In both places, the natives complained loudly that these new Americans were overcharging their houses and not bothering to study the local customs and traditions. Javid and Keith have documented the protests against the newcomers through online shaming campaigns and calls for local authorities to intervene. At the very least, the old-timers argued, Americans should understand that their presence does not automatically improve life wherever they are.

What did the many Americans interviewed by Javid and Kate say? Not just indifference, but disobedience.

“There was too much stuff in the house, but I didn’t want to leave everything to do with Los Angeles behind,” said one of the transplants. told Javid about Portugaladding, “We could leave the parts we liked and leave the rest,” as if navigating society was as easy as changing shoes.

“It reminds me of friendlier, at times cleaner Brooklyn,” said another Keith from Mexico City—as if one of the world’s great metropolitan areas is no better than the New York area.

The Ugly Americans trail is certainly nothing new. The so-called snowbirds have long since become San Miguel de Allende in Guanajuato and Zihuatanejo in Guerrero in the Leisure World suburb south of the border. New York hipsters have long haunted Mexico City as much as Los Angeles. Half of the middle class in San Diego appears to have retired. apartment in Rosarito or Ensenada.

I have no problem with people who leave their homeland in search of a better life elsewhere – vaya con dios, and so on. But that’s not what’s happening with this new generation of expats. They symbolize the type of people that I call California quitters: privileged people who want everything easy and nothing complicated and run away for what they consider a better life at the slightest hint of inconvenience.
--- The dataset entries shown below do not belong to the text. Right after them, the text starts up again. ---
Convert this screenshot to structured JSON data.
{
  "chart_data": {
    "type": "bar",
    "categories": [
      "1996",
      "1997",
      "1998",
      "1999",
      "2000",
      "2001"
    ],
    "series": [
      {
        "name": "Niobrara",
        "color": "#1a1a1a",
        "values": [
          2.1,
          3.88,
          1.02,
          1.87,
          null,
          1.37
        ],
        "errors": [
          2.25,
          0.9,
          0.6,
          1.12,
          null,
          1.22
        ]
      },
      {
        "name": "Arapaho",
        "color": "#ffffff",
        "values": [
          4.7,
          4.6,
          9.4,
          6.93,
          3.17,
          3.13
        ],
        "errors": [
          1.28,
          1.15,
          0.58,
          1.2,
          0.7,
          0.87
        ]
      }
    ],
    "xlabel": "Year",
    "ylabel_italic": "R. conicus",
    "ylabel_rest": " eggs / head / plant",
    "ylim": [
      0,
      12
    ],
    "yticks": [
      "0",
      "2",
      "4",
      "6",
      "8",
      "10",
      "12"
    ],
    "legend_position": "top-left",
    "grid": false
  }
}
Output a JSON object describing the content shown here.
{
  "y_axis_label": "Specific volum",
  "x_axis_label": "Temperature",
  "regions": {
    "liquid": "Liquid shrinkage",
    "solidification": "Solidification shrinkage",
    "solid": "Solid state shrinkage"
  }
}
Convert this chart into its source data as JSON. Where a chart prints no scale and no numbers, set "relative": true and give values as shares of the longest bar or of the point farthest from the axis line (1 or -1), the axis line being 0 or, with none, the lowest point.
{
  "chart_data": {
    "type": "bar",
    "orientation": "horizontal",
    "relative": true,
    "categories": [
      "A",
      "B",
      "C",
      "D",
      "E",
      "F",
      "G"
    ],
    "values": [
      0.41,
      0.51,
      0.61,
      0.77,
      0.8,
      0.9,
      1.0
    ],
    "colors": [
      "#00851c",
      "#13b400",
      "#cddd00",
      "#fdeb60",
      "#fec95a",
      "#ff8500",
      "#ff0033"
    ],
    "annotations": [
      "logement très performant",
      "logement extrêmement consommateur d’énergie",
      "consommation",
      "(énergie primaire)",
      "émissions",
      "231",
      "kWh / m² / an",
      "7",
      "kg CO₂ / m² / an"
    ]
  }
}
The fact that they find themselves abroad and living in grand style while their new neighbors are struggling is terrible, but so fitting for this type.

And they are completely different from immigrants, as some of these emigrants insist. But the differences between two seemingly similar groups are as varied as between a refugee and a tourist.
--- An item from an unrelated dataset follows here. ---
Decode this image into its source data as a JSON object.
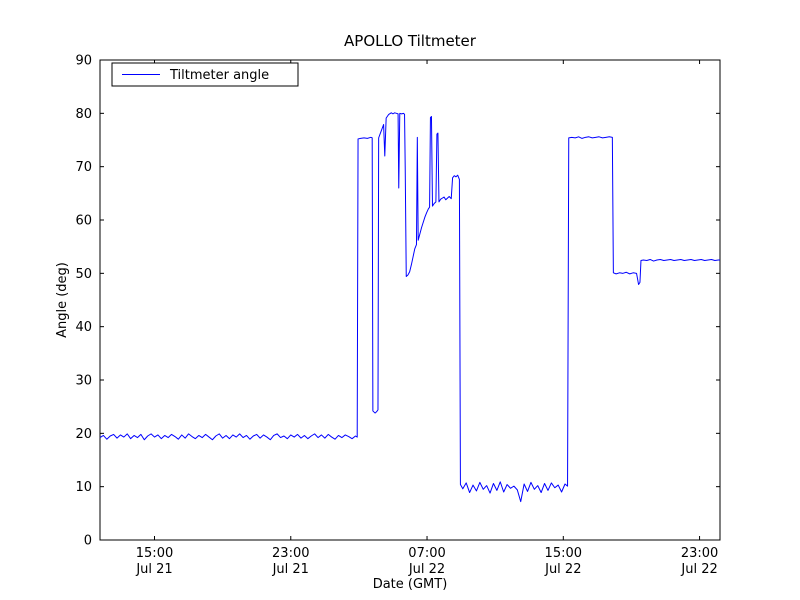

The expats have the financial capital to pursue the good life. Immigrants will never be able to. Expats know that if they fail, their home country’s pillow will break the fall; immigrants know there is no turning back, so they must move forward.

Expats can move whenever and wherever they want. Immigrants cannot. Expats are connected to the countries they live in in the most superficial way and add little to it; immigrants become part of their new homeland and fundamentally change its course.

Expat extract; Immigrants are getting better.

The relocation of Americans to Mexico, in particular, reminds me of what happened at the turn of the 20th century, when American industry moved en masse and usurped billions of dollars of wealth while adding nothing to the country, except for exploitation. So after I read Kate’s article, I called Adrian Felix, UC Riverside professor of ethnic studies and research assistant. Heresano who specializes in the study of Mexican migration, specifically from Zacatecas.

He laughed when I told him about my old anecdote about Jomulquillo, and said that in recent years he had heard similar stories from others. ranch around Jerez. And he admitted that he hates the term “immigrants”, which for him is “radically different from people who have been forcibly displaced” for economic or military reasons.

Felix pointed out that the Americans who come with their money are fundamentally changing the local economy, making it more dependent on dollars, which can easily go into what he calls the “mining industry.” But what’s even more deaf, Felix argues, is that these new residents travel around Mexico in a mobile cocoon that largely shields them from the real world around them.

“Neighbourhoods and permanent residents have been hit hard by violence and poverty,” he said. In general, “Expats are immune to this.”

This is a game of life on a foreign server with cheat codes.

It’s a privilege given to American expatriates, and allowed, but they should at least be honest about their hellish advantage.